Budget night: the NG change hits higher earners hardest, and the CGT change is being misread. Here's the actual breakdown by income bracket.
Most coverage tonight is treating property investors as one group. The impact of both reforms varies significantly by income bracket, and one of them is being widely misunderstood.
Who the NG change actually hits
Scope first: if you own investment property today, or signed contracts before 7:30pm tonight, nothing changes. Full NG preserved indefinitely. The restriction only applies to new buyers of established properties from tonight.
For those buyers, from 1 July 2027: rental losses can no longer be offset against wages. The property can still offset losses against its own rental income, but the tax benefit most investors are actually claiming disappears. Full policy detail at the Budget 2026-27 tax reform page.
The cost of losing that benefit varies with income because marginal rates vary with income. Modelled on a $650k established property, 80% LVR, 6.5% interest-only, 4.5% yield: Annual rental loss: $11,550
| Income | Marginal rate (inc. Medicare) | Annual NG benefit lost |
|---|---|---|
| $80,000 | 34.5% | $3,985/yr |
| $120,000 | 34.5% | $3,985/yr |
| $150,000 | 39% | $4,505/yr |
| $200,000 | 47% | $5,429/yr |
The highest earners were extracting the most from NG and lose the most from tonight. A $200k earner loses $5,429/year in tax benefit. An $80k earner loses $3,985.
New builds are fully exempt. If you want leveraged property exposure post-budget, a new build is the only path to keeping full NG.
The CGT change is being misread
Replacing the 50% discount with inflation indexation sounds like bad news. At current CPI it might not be.
Worked example: $650k property, sold after 10 years for $1,200,000.
Nominal gain: $550,000
Old method (50% discount): taxable gain = $275,000
New method (indexation at 4.6% CPI compounding 10 years): indexed cost base = ~$1,019,000. Taxable gain = ~$181,000.
Tax comparison at $120k income (34.5% marginal rate):
Old method: $275,000 × 34.5% = **$94,875**
New method: $181,000 × 34.5% = **$62,445**
New method saves $32,430 in this scenario.
For the new method to be worse you need either very low inflation (cost base barely moves) or property growing well above CPI (the nominal gain outpaces the indexation benefit). In an environment where property grows 5-7% annually against 4-5% CPI, indexation is roughly comparable or better.

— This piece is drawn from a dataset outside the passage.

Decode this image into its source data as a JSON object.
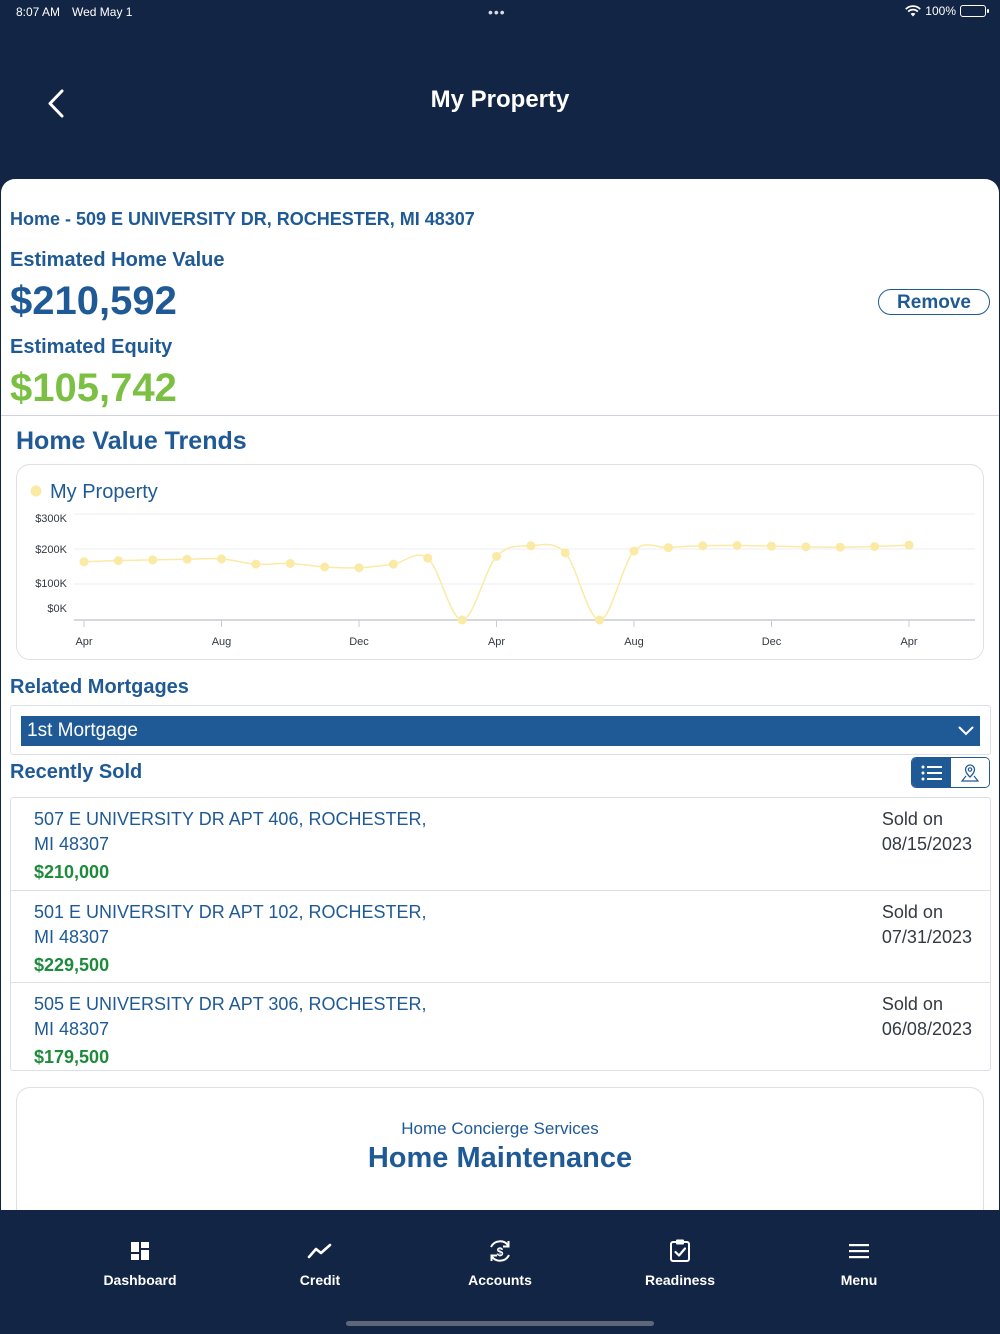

The era where property was growing 15% and inflation was 2% was when the 50% discount was genuinely superior.
The 30% minimum tax floor only stings investors earning under ~$45k (below that, their marginal rate is under 30%). For most investors it is irrelevant.
The one thing most investors are getting wrong regardless of tonight
Separate to the budget: most NG calculators apply a flat 30% or 32.5% rate. That is inaccurate for anyone earning over $135k. The table above shows the real numbers using actual ATO 2025-26 brackets.
For a $150k earner, a flat-rate calculator underestimates the annual NG saving by ~$520. At $200k the gap is nearly $2,000/year. If your model is wrong on that input, every suburb comparison you run is off.
Check your actual marginal rate here: [Individual income tax rates (ATO)](https://www.ato.gov.au/rates/individual-income-tax-rates/)
Full breakdown of what qualifies as deductible: [ATO negative gearing](https://www.ato.gov.au/individuals-and-families/investments-and-assets/rental-properties/negative-gearing)
Have been running suburb-level comparisons through [PropPulse](https://proppulse.dev) which calculates at actual marginal rates rather than a flat estimate. Happy to run the numbers on a specific scenario in the comments if useful.
Caveats
- Legislation has to pass Parliament. Announced tonight, not yet law.
- Contract vs settlement timing for the 7:30pm cutoff needs to be confirmed in the bill when it drops.
- CGT modelling assumes consistent CPI across the hold period. Real inflation is not linear.
- All figures are interest-only. P+I loans reduce the deductible interest portion over time as principal pays down.
- Not financial advice. Run your specific numbers with your accountant.
**TLDR:** NG restriction only applies to new established-property buyers from tonight existing owners untouched. Higher earners lose more because they were getting more. The CGT indexation change is probably better than the 50% discount at current inflation rates for most hold periods, not worse. Separate tip: if you are modelling NG on a property, check the calculator is using your actual marginal rate and not a flat 30% for anyone over $135k the gap is $500-2,000/year.